Mahatma Gandhi once said, ‘Show the other cheek to the opponent if he slaps you once. That will make him realize his mistake.’
The statement is not exactly in the words that Mahatma might have used but almost everybody in the world is familiar with the intent. Mahatma led India to independence without a single bout of violence. By the same principle, he advocated peace with the opponents or enemies in everyday life. Of course, nobody has the guts to stand up or enact his principles in reality. I don’t want to hurt my cheek. So I do not want to give others a chance to increase their opposition against me. I don’t want to be meek and keep quiet. I want to pay in the same coin. Why should I keep quiet and let others do what they want to do? These are some of the thoughts we come across when facing a tough situation with others.
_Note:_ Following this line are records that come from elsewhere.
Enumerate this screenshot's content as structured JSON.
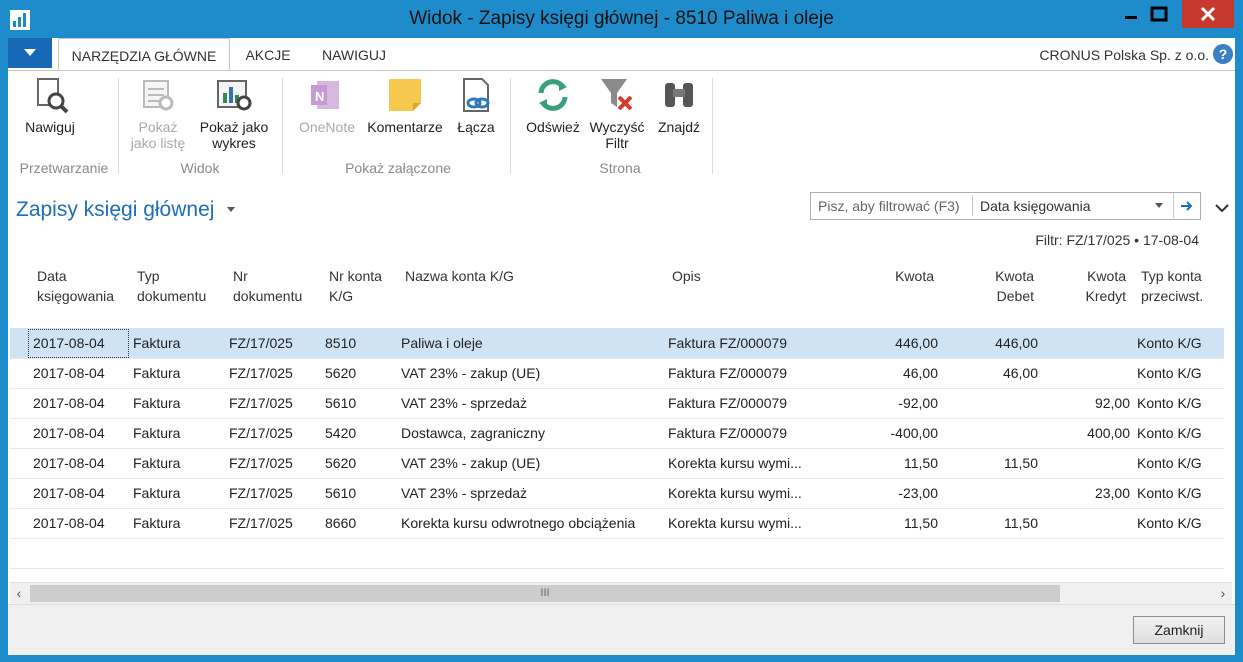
{
  "window": {
    "title": "Widok - Zapisy księgi głównej - 8510 Paliwa i oleje",
    "controls": [
      "minimize-icon",
      "maximize-icon",
      "close-icon"
    ]
  },
  "ribbon": {
    "tabs": [
      "NARZĘDZIA GŁÓWNE",
      "AKCJE",
      "NAWIGUJ"
    ],
    "active_tab": "NARZĘDZIA GŁÓWNE",
    "company": "CRONUS Polska Sp. z o.o.",
    "help": "?",
    "buttons": {
      "nawiguj": "Nawiguj",
      "pokaz_liste": "Pokaż jako listę",
      "pokaz_wykres": "Pokaż jako wykres",
      "onenote": "OneNote",
      "komentarze": "Komentarze",
      "lacza": "Łącza",
      "odswiez": "Odśwież",
      "wyczysc_filtr": "Wyczyść Filtr",
      "znajdz": "Znajdź"
    },
    "groups": {
      "przetwarzanie": "Przetwarzanie",
      "widok": "Widok",
      "pokaz_zalaczone": "Pokaż załączone",
      "strona": "Strona"
    }
  },
  "page": {
    "title": "Zapisy księgi głównej",
    "filter_placeholder": "Pisz, aby filtrować (F3)",
    "filter_field": "Data księgowania",
    "filter_info": "Filtr: FZ/17/025 • 17-08-04",
    "close_button": "Zamknij",
    "scroll_thumb_label": "III"
  },
  "table": {
    "headers": {
      "data": "Data księgowania",
      "typ": "Typ dokumentu",
      "nr": "Nr dokumentu",
      "konto": "Nr konta K/G",
      "nazwa": "Nazwa konta K/G",
      "opis": "Opis",
      "kwota": "Kwota",
      "debet": "Kwota Debet",
      "kredyt": "Kwota Kredyt",
      "typkonta": "Typ konta przeciwst."
    },
    "rows": [
      {
        "data": "2017-08-04",
        "typ": "Faktura",
        "nr": "FZ/17/025",
        "konto": "8510",
        "nazwa": "Paliwa i oleje",
        "opis": "Faktura FZ/000079",
        "kwota": "446,00",
        "debet": "446,00",
        "kredyt": "",
        "typkonta": "Konto K/G"
      },
      {
        "data": "2017-08-04",
        "typ": "Faktura",
        "nr": "FZ/17/025",
        "konto": "5620",
        "nazwa": "VAT 23% - zakup (UE)",
        "opis": "Faktura FZ/000079",
        "kwota": "46,00",
        "debet": "46,00",
        "kredyt": "",
        "typkonta": "Konto K/G"
      },
      {
        "data": "2017-08-04",
        "typ": "Faktura",
        "nr": "FZ/17/025",
        "konto": "5610",
        "nazwa": "VAT 23% - sprzedaż",
        "opis": "Faktura FZ/000079",
        "kwota": "-92,00",
        "debet": "",
        "kredyt": "92,00",
        "typkonta": "Konto K/G"
      },
      {
        "data": "2017-08-04",
        "typ": "Faktura",
        "nr": "FZ/17/025",
        "konto": "5420",
        "nazwa": "Dostawca, zagraniczny",
        "opis": "Faktura FZ/000079",
        "kwota": "-400,00",
        "debet": "",
        "kredyt": "400,00",
        "typkonta": "Konto K/G"
      },
      {
        "data": "2017-08-04",
        "typ": "Faktura",
        "nr": "FZ/17/025",
        "konto": "5620",
        "nazwa": "VAT 23% - zakup (UE)",
        "opis": "Korekta kursu wymi...",
        "kwota": "11,50",
        "debet": "11,50",
        "kredyt": "",
        "typkonta": "Konto K/G"
      },
      {
        "data": "2017-08-04",
        "typ": "Faktura",
        "nr": "FZ/17/025",
        "konto": "5610",
        "nazwa": "VAT 23% - sprzedaż",
        "opis": "Korekta kursu wymi...",
        "kwota": "-23,00",
        "debet": "",
        "kredyt": "23,00",
        "typkonta": "Konto K/G"
      },
      {
        "data": "2017-08-04",
        "typ": "Faktura",
        "nr": "FZ/17/025",
        "konto": "8660",
        "nazwa": "Korekta kursu odwrotnego obciążenia",
        "opis": "Korekta kursu wymi...",
        "kwota": "11,50",
        "debet": "11,50",
        "kredyt": "",
        "typkonta": "Konto K/G"
      }
    ]
  },
  "colors": {
    "titlebar": "#1e8ccb",
    "accent": "#1c6fb8",
    "selected_row": "#cfe3f5",
    "close": "#c7392d"
  }
}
As long as the overdose of goodness leads to a good result, the world appreciates it. Martin Luther King followed the principles of Mahatma Gandhi to get rid of racial discrimination.
Bill Gates indicated, ‘When our company is not in the wrong, why should we keep quiet?’ when faced with a line of suits against the pre-packaging and packaging of compulsory software with Microsoft products. The company justified that the packaging was necessary for the customers to be comfortable with their PCs or laptops, and they need not run to search for buying the packaged software from other vendors in the market.
The above two examples are extremes in the world of 6 billion people. Can we once say that one is better than the other? The comparison is itself beyond our apprehension. But both the approaches are successful in dealing with the problem of life. One is concerned with the life of individuals and the other is concerned with the life of business.